Having recently moved country, I have been relying upon my phone as my sole means of communication with the world. You can imagine my panic, therefore, when I found myself cut off from this world of social media shortly after my arrival in France. Although I was reunited with a network signal after a mere week, this experience has led me to question whether our modern-day reliance on technology is becoming unhealthy.
I often forget that androids and smartphones are very much a novel invention. Writing in light of the recent release of the iPhone 6, it is hard to imagine that our parents would have been considered lucky to have a fully functioning television just forty years ago. Nowadays, to the increasing detriment of traditional forms of communication, we rely on our phones for everything. Our androids act as calculators, clocks, cameras, calendars and music players, whilst traditional forms such as the letter are fast becoming a thing of the past. Similarly, our once regular trips to the high street are slowly being replaced by the wonders of online shopping, whilst the Kindle, for example, has become a popular alternative to the book. I can’t help but feel a little nostalgic especially about the latter; as a student of English Literature, there is nothing I like more than flicking through a traditional paperback book.

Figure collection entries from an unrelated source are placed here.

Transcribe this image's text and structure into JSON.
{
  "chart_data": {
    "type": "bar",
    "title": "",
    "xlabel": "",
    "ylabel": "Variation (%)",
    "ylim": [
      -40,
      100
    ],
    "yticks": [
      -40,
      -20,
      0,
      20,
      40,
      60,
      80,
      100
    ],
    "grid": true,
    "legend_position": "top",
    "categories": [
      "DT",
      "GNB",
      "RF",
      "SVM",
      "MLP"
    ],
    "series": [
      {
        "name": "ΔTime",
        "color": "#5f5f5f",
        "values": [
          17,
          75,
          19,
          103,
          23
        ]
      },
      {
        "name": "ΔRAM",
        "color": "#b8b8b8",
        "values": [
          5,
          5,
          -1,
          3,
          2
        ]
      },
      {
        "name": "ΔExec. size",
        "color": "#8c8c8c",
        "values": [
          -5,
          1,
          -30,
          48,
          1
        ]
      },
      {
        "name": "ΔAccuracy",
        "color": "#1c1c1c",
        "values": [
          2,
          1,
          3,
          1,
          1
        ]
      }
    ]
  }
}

Additionally, I now notice more and more that the smartphone is replacing face-to-face communication. I regularly see groups of people in restaurants, for example, paying more attention to their phones than to each other. I can’t be the only person that thinks there is something inherently worrying about this; are we beginning to choose the company of technology over the company of other human beings?
Whilst I myself viewed my recent disconnection from social media negatively at first, I have to admit that I increasingly began to feel an underlying sense of relief. I was finally being forced to enjoy my own company and, dare I say it, there was something intrinsically nice about being alone.
What about you? Can you imagine a world without technology?